12・ナツミ
コハルはそろそろ自転車で乗り続けることに慣れてきつつあるところだったので、止まって日陰の下でぼーっとしていると体がだるかった。
でも南から吹く風は、すこし湿り気があるようだったけれども気持ちよく、
むき出してはない、そでつきの服が汗で濡れ、塩分を残してじわじわと蒸発しているのが感じられた。
携帯端末のマップで、路上観察をしている場所は正確にどこだか分かるので、ミユキは撮った画像に日時と場所、植物や鉱物の情報を書き込んでいたら、画像の添付情報でそういうのは記録されてるはずなんだけど、と、アキラは教えた。
イエとガッコウ、それに近くのマチで撮るような画像は、アキラもさまざまなキカイの形を記録していて、すでに何百枚単位であるはずなんだけど、位置情報はマチの中ではそんなに意味はなかったのだった。
そこでミユキは音声入力でミユキの感想を記録した。
黄色い花が咲いていてきれい。
まあその程度のことである。
誰に対しても沸点の低めなナツミは、そんなんじゃ違う、と言った。
ここにこの花が咲いているということの意味はある、でももっと周りを見なくちゃいけないんだ。
つまり、どういうような環境のところだとどういう風に特定の植物が群生していて、それはどうしてなのかということも考える。
つまり大きく言えば、ひとつの花からセカイを考えるということだ。
確かにそれは非常に納得できる意見のような気もしてくるのだった。
えーと、それじゃおまかせします、とミユキは言い、それは言いかたによっては皮肉やいじわるのようにも受け取られるような言葉だったけど、ナツミは、まかせろ、と返したので、やっぱり、ふたりで考えながら記録つけるようにしませんか、と、ミユキは考えながら答えた。
*
ナツミは道の途中で、ちょっと待って、とわりと不規則に言う。
いい気分で、「カントリーロード」とか「果てしない道」みたいな、非常に孤独な自転車乗りには向いてそうな、そして複数の自転車乗りがコーラスしながら歌う曲が、進んでいるといくらでも思いつく。
そして、ナツミがそう言うと、そこはフフフーン、じゃなくてフフフフーンだよ、と適切な指摘をする。

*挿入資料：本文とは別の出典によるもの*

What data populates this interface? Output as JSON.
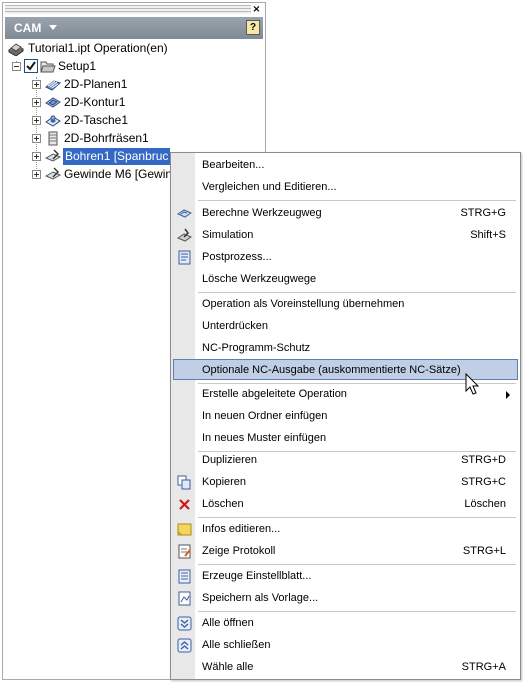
{
  "panel": {
    "close_glyph": "×",
    "header_title": "CAM",
    "help_glyph": "?"
  },
  "tree": {
    "root": "Tutorial1.ipt Operation(en)",
    "setup": "Setup1",
    "operations": [
      "2D-Planen1",
      "2D-Kontur1",
      "2D-Tasche1",
      "2D-Bohrfräsen1",
      "Bohren1 [Spanbruc",
      "Gewinde M6 [Gewin"
    ]
  },
  "menu": {
    "items": [
      {
        "label": "Bearbeiten...",
        "shortcut": "",
        "icon": ""
      },
      {
        "label": "Vergleichen und Editieren...",
        "shortcut": "",
        "icon": ""
      },
      {
        "label": "Berechne Werkzeugweg",
        "shortcut": "STRG+G",
        "icon": "generate-toolpath-icon"
      },
      {
        "label": "Simulation",
        "shortcut": "Shift+S",
        "icon": "simulation-icon"
      },
      {
        "label": "Postprozess...",
        "shortcut": "",
        "icon": "post-process-icon"
      },
      {
        "label": "Lösche Werkzeugwege",
        "shortcut": "",
        "icon": ""
      },
      {
        "label": "Operation als Voreinstellung übernehmen",
        "shortcut": "",
        "icon": ""
      },
      {
        "label": "Unterdrücken",
        "shortcut": "",
        "icon": ""
      },
      {
        "label": "NC-Programm-Schutz",
        "shortcut": "",
        "icon": ""
      },
      {
        "label": "Optionale NC-Ausgabe (auskommentierte NC-Sätze)",
        "shortcut": "",
        "icon": ""
      },
      {
        "label": "Erstelle abgeleitete Operation",
        "shortcut": "",
        "icon": ""
      },
      {
        "label": "In neuen Ordner einfügen",
        "shortcut": "",
        "icon": ""
      },
      {
        "label": "In neues Muster einfügen",
        "shortcut": "",
        "icon": ""
      },
      {
        "label": "Duplizieren",
        "shortcut": "STRG+D",
        "icon": ""
      },
      {
        "label": "Kopieren",
        "shortcut": "STRG+C",
        "icon": "copy-icon"
      },
      {
        "label": "Löschen",
        "shortcut": "Löschen",
        "icon": "delete-icon"
      },
      {
        "label": "Infos editieren...",
        "shortcut": "",
        "icon": "notes-icon"
      },
      {
        "label": "Zeige Protokoll",
        "shortcut": "STRG+L",
        "icon": "log-icon"
      },
      {
        "label": "Erzeuge Einstellblatt...",
        "shortcut": "",
        "icon": "setup-sheet-icon"
      },
      {
        "label": "Speichern als Vorlage...",
        "shortcut": "",
        "icon": "template-icon"
      },
      {
        "label": "Alle öffnen",
        "shortcut": "",
        "icon": "expand-all-icon"
      },
      {
        "label": "Alle schließen",
        "shortcut": "",
        "icon": "collapse-all-icon"
      },
      {
        "label": "Wähle alle",
        "shortcut": "STRG+A",
        "icon": ""
      }
    ]
  },
  "colors": {
    "header": "#8a949e",
    "selection": "#3568c4",
    "menu_highlight": "#c0cfe5"
  }
}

そんなナツミに対しては、いちばんムカつきそうなのはアキラのような気がコハルにはしてたけれど、あ、そうか、と、言って、同じようなところを、ナツミが、よし、と言うまで繰り返す。
どうもナツミに対するアキラの感情は、いつもそんなに強いものではないらしい。
ときどき、コハルたちはナツミを甘やかしすぎているのではないか、とは思うけれど、ナツミがなにかを言い張るときには、たいていちゃんとした理由があるので、なぜか許してしまうのだった。
そしてナツミとミユキが、ちょっと止まって、というときは、歌ではなくて自転車を止めるときで、先頭を走っているアキラと、その次に続いているコハルは、道をUターンして数メートル戻ることになる。
ナツミとミユキは道の脇で、コハルたちには見えないようなものを見つけるのが上手かった。
ナツミが路肩からすこし離れたところで拾ってくるものは、たとえば泥だらけのゴム手袋だったり、塗装が落ちてしまっている昔のコーヒーの空き缶だったり、赤く錆びたバールのような棒だったりする。
つまり今のキカイには使う用にないもので、かつてコハルたちと同じヒトが住んでいた痕跡のようなものが、確かにあちこちで見つかる。